Frequency resolved wavefront retrieval and dynamics of diffractive focused ultrashort pulses

In this work we demonstrate the ability of the spatiotemporal characterization technique STARFISH to retrieve the wavelength dependent wavefront of focused ultrashort laser pulses. The high resolution achievable with this technique allows measuring the wavefront at the focal spot. In particular, the method is applied to study the effects of focusing with a kinoform diffractive lens. The evolution from converging to diverging wavefronts as the pulse propagates along the focal region is analyzed for each wavelength. The spatiotemporal intensity and spatially resolved spectrum structure of the pulses, as well as their profiles on axis, are also presented. Numerical simulations of the propagation of such pulses confirm the experimental results.

Wavelength tuning of femtosecond pulses generated in nonlinear crystals by using diffractive lenses.

We demonstrate that diffractive lenses (DLs) can be used as a simple method to tune the central wavelength of femtosecond pulses generated from second-order nonlinear optical processes in birefringent crystals. The wavelength tunability is achieved by changing the relative distance between the nonlinear crystal and the DL, which acts in a focusing configuration. Besides the many practical applications of the so-generated pulses, the proposed method might be extended to other wavelength ranges by demonstrated similar effects on other nonlinear processes, such as high-order harmonic generation.

Reconfigurable all-diffractive optical filters using phase-only spatial light modulators

We demonstrate a reconfigurable optical filter implemented using a phase-only two-dimensional liquid-crystal-on-silicon spatial light modulator. To achieve this we utilize two different approaches leading to two different configurations in the modulator. The first one, based on a spatially patterned diffractive lens, permits us to obtain the desired spectrum along the optical axis and, in the second one, which is based on a generalized spectrometer, the desired spectrum is found outside of the optical axis. Experimental results show good agreement with the theory and indicate the validity of this technique.

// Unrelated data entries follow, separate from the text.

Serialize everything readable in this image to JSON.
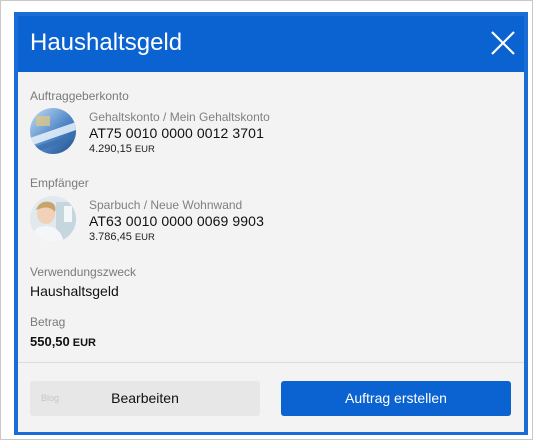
{
  "dialog": {
    "title": "Haushaltsgeld"
  },
  "sender": {
    "section_label": "Auftraggeberkonto",
    "account_name": "Gehaltskonto / Mein Gehaltskonto",
    "iban": "AT75 0010 0000 0012 3701",
    "balance": "4.290,15",
    "currency": "EUR"
  },
  "recipient": {
    "section_label": "Empfänger",
    "account_name": "Sparbuch / Neue Wohnwand",
    "iban": "AT63 0010 0000 0069 9903",
    "balance": "3.786,45",
    "currency": "EUR"
  },
  "purpose": {
    "label": "Verwendungszweck",
    "value": "Haushaltsgeld"
  },
  "amount": {
    "label": "Betrag",
    "value": "550,50",
    "currency": "EUR"
  },
  "footer": {
    "ghost_text": "Blog",
    "edit_label": "Bearbeiten",
    "create_label": "Auftrag erstellen"
  },
  "colors": {
    "brand_blue": "#0a63d0",
    "background": "#f3f3f3"
  },
  "icons": {
    "close": "close-icon",
    "sender_avatar": "card-avatar",
    "recipient_avatar": "person-avatar"
  }
}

Diffractive digital lensless holographic microscopy with fine spectral tuning

We experimentally demonstrate an all-diffractive optical setup for digital lensless holographic microscopy with easy wavelength line selection and micrometric resolution. In the proposed system, an ultrashort laser pulse is focused with a diffractive lens (DL) onto a pinhole of diameter close to its central wavelength to achieve a highly spatially coherent illumination cone as well as a spectral line with narrow width. To scan the complete spectrum of the light source the DL is displaced with respect to the pinhole plane. The proposed microscopy setup allows us to spectrally separate contributions from different sections of a sample, which may be attractive for several applications in life sciences.

Diffractive pulse shaper for arbitrary waveform generation

We propose an all-diffractive pulse shaper for arbitrary waveform generation in the femtosecond regime. This optical device improves in several aspects the performance of our previous quasi-direct pulse shaper reported in Mínguez-Vega et al. [Opt. Express16, 16993 (2008)]. In the present implementation, by using grayscale masks we can achieve arbitrary temporal waveforms. Additionally, the holographic reconstruction of the above masks by means of phase holograms allows for a high-efficiency shaping process. The behavior of the pulse shaper is tested by numerical simulations.